Symptom	Likely cause	Fix
`receive()` returns no events	No ticker is running, so no ticks exist	Start a ticker: `pgque.start()`, `pgque.start_timetable()`, or a manual `pgque.ticker()` loop (see ticking)
The same batch comes back every time	The batch was never acknowledged	Call `pgque.ack(batch_id)` after processing; an unacked batch is redelivered
Retried events never reappear	`maint_retry_events()` is not running	Ensure the retry job runs (`pgque.start()` schedules it every 30 s; otherwise call `pgque.maint_retry_events()` yourself)
Queue / event tables grow without bound	A stopped or stuck consumer pins the oldest tick and blocks table rotation	Resume or unsubscribe the wedged consumer; rotation can then truncate old tables.

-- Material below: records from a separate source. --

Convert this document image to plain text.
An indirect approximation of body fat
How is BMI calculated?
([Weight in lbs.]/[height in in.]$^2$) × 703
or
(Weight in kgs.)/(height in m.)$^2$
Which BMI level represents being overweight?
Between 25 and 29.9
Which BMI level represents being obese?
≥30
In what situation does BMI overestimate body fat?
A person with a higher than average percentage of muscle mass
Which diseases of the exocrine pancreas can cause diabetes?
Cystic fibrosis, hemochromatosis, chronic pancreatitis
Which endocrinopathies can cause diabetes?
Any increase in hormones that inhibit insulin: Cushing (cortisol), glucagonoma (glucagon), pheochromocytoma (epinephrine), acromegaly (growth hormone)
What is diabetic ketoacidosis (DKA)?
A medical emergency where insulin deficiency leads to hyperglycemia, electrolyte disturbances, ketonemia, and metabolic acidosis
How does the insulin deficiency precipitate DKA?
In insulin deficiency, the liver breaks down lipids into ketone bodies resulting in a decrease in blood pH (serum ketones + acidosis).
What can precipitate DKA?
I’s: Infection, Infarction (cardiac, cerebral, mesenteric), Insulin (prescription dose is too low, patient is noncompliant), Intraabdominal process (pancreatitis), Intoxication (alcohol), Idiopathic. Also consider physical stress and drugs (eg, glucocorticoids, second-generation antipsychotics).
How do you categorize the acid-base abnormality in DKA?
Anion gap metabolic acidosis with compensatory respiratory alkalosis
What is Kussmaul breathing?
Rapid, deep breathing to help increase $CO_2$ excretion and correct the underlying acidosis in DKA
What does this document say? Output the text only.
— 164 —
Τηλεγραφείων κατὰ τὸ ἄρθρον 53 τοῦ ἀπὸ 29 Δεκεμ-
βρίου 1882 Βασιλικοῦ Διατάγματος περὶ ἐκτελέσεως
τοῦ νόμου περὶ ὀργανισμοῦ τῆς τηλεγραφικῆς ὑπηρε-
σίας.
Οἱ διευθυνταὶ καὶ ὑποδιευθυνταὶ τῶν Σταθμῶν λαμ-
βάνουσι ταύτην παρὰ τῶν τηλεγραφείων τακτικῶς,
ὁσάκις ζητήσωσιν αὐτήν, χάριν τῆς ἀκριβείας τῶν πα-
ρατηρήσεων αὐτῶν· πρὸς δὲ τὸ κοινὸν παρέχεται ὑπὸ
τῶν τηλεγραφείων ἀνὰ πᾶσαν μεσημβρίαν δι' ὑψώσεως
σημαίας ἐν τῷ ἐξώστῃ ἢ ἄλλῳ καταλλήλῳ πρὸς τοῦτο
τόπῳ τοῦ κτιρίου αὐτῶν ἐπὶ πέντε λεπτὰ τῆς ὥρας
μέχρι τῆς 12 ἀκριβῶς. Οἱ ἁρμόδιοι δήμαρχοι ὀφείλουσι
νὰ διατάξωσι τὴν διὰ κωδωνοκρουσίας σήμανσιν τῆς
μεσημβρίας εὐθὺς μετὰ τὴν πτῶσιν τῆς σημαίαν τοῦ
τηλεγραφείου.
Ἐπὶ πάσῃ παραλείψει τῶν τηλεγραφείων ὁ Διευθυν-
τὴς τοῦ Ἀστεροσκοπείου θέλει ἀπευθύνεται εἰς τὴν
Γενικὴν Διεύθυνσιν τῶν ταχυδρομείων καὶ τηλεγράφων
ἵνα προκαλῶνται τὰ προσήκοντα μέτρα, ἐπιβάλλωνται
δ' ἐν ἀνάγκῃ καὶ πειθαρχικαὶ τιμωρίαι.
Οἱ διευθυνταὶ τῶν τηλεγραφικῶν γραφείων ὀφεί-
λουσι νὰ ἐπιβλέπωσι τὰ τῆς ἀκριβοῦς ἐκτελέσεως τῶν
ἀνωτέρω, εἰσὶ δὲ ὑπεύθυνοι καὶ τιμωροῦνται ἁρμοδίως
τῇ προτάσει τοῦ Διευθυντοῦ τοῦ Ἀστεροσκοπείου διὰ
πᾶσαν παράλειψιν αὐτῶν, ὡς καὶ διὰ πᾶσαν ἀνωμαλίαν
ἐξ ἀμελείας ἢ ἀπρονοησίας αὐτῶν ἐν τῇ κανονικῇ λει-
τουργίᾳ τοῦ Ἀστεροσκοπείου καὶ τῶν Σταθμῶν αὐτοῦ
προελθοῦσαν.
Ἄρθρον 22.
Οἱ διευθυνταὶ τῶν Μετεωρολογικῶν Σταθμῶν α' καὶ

See concepts.md on rotation
`force_tick` / `force_next_tick` looks like a no-op	These only bump the event sequence; they do not insert a tick	Run the ticker afterward: `select pgque.force_next_tick('q'); select pgque.ticker('q');`
Permission denied calling `send` (or `ack`/`receive`)	The role lacks the matching sibling role	Grant `pgque_writer` to produce, `pgque_reader` to consume, both to do both (see roles and grants)

For consumer-side health metrics (lag, pending events, batch state) see monitoring.md. For end-to-end examples (fan-out, exactly-once) see examples.md.